Additional wallets were created in Metamask, and from what I understand these are tied to the original seed phrase. However, when restoring the account by the seed phrase only the original wallet is restored, but the additional created wallets are no longer there. So would the user loose access to the funds in the newly created wallets?
To be sure: I did not loose any funds, as I just created these additional wallets for test net stuff. I'm not looking for any compenstation. I'm a satisfied user from Metamask and no complaints.
Would this be of interest for you? I am able to reproduce it.
referencing customer: https://consensys.zendesk.com/agent/tickets/64454
Example my seed phase is 1 to 12 words in that order opens my wallet , now if I was to switch word 1 & 7 round I can open another wallet up .
I lost my wallet and my seed pharse restores an empty one as well:
Original wallet: 0x00050EDCb938379016a7CF194b0917e0Fc74ce2C
Restored one: 0xBAb288D7563fC3c91D01cD706794f2E818Eb05bB
It happened after I created a wallet on the RSK Mainnet. I used that wallet so I could buy SOV on the Sovryn dapp (https://live.sovryn.app/), and everything worked just fine. A couple of days later, I forgot the password, tried to restore, and now I have that empty wallet.
As part of our commitment to the best security we can offer, the MetaMask team is planning to continuously offer a bug bounty on our seed phrase functionality, we are starting the bounty at 1 ether, but anyone is free to add to the bounty as they like.
As we have written about before #2577, and have awarded a bounty for in the past, sometimes users have reported that the seed phrase they were originally given does not restore their original accounts.
We have continued to receive rare but concerning accounts of similar experiences: #2904 #3042 #4756 #4697
The bounty will be paid to anyone who can demonstrate a condition in MetaMask's code base, either through automated tests or manual reproduction, where MetaMask would show a user a seed phrase on first setup that would not work for later restoring their accounts.

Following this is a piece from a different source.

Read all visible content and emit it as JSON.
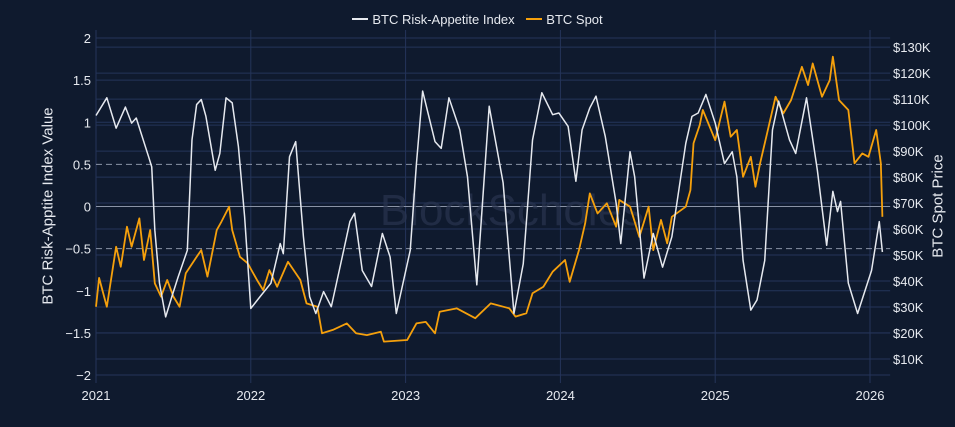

Thanks for your interest and participation, we're available to answer any questions about our key management here.
Hey I’ve had the same issue where my seed phrase seems to invalid and I’m sure I have the same phrase you guys provided me with is there anyways you guys could help me with this?
@luisotravez I encountered the exact same issue while trying to use Sovryn. Were you able to resolve it? Would really appreciate your insight.